The appeal isn't the car. It's the process. The act of learning which bolt goes where, of driving to the shop for parts in your dad's van, of slowly turning a pile of nothing into something that moves. When you finally get that Satsuma running, the feeling is earned in a way that almost no other game manages.
So what do you play when you've done all that and want more?
Mon Bazou
This is the closest thing to a direct successor. You're in rural Quebec instead of Finland, but the vibe is the same. Build a car from parts. Chop wood for money. Drive on icy backroads. The mechanical depth isn't quite at My Summer Car's level yet, but it's in active development and the community is pulling it in good directions. The snowmobile is a nice touch. The Quebec setting gives it its own personality too. The roads feel different, the culture references land differently, and the winter driving is genuinely treacherous in a way that adds to the survival loop.
The Long Drive
Strip away the car building and lean into the driving itself. You're crossing an infinite procedurally generated desert in a beater that's falling apart. The car degrades. Parts break. You scavenge replacements from abandoned vehicles on the roadside. It's lonely and meditative and occasionally terrifying when you realize you haven't seen a fuel station in twenty minutes and your gauge is bouncing off empty.
Jalopy
Jalopy puts you in a Laika 601, which is basically a Communist-era garden shed with wheels, and asks you to drive across Eastern Europe with your uncle. You maintain the car as you go. New tires, oil changes, engine upgrades. The road trip structure gives it a narrative arc that most car-building games lack. Each country you pass through has different parts available and different road conditions, so the trip itself becomes the progression system. It's shorter and more focused, which is sometimes exactly what you want.
My Garage
If you care more about the building than the surviving, My Garage is worth a look. It gives you a proper workshop and lets you assemble engines at a component level. Pistons, rods, bearings, gaskets. You can buy project cars, strip them, rebuild them, sell them. The economy loop is simple but satisfying. The engine building is the star.

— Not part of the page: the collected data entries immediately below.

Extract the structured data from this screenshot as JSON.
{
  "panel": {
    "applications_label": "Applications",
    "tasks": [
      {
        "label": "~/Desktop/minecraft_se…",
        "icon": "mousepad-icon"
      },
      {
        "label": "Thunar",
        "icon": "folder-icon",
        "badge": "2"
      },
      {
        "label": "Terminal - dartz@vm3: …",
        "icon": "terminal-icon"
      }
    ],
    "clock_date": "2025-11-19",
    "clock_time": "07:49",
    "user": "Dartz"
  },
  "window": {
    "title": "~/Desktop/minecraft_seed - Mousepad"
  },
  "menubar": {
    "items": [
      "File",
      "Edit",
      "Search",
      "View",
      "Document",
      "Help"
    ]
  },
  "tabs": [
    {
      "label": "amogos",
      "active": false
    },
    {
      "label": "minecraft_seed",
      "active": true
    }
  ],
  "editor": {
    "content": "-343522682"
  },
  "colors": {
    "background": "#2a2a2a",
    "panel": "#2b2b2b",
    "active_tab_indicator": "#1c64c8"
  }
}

Automation: The Car Company Tycoon Game
This goes in a completely different direction. Instead of building one car by hand, you're designing cars from scratch and running a car company. The engine designer alone is absurdly deep. Bore, stroke, compression ratio, fuel system, forced induction. You can spend an entire evening just designing an engine and never actually put it in a car. If the engineering side of My Summer Car is what hooked you, this is your next obsession.
Wrench
Wrench is what happens when someone decides Car Mechanic Simulator isn't realistic enough. You literally reach in with your virtual hands and turn bolts. It's VR-optional but VR is where it shines. There's something deeply satisfying about physically rotating a socket wrench to remove a drain plug. The car selection is growing and the detail level on each build is impressive.
Car Mechanic Simulator 2021
The big commercial option. Hundreds of cars, a proper business to run, customer vehicles coming in with problems to diagnose. It's more polished than My Summer Car but less personal. You're running a shop, not living a life. The modding community is enormous though, and that's where the game really opens up.
The thread connecting all of these
What makes these games work isn't the cars themselves. It's the relationship between effort and result. You put time into understanding a system, and the system rewards you with something that works. Or doesn't work, and then you get to figure out why. That diagnosis loop, that "what did I do wrong and how do I fix it" loop, is what keeps people in these games for hundreds of hours. Flashy graphics and licensed car brands don't create that. Honest mechanical systems do. The genre keeps growing because the core appeal is timeless. People like building things with their hands, even if those hands are virtual. They like the moment when something broken starts working again, and they especially like the moment when something they built from nothing finally turns over and runs.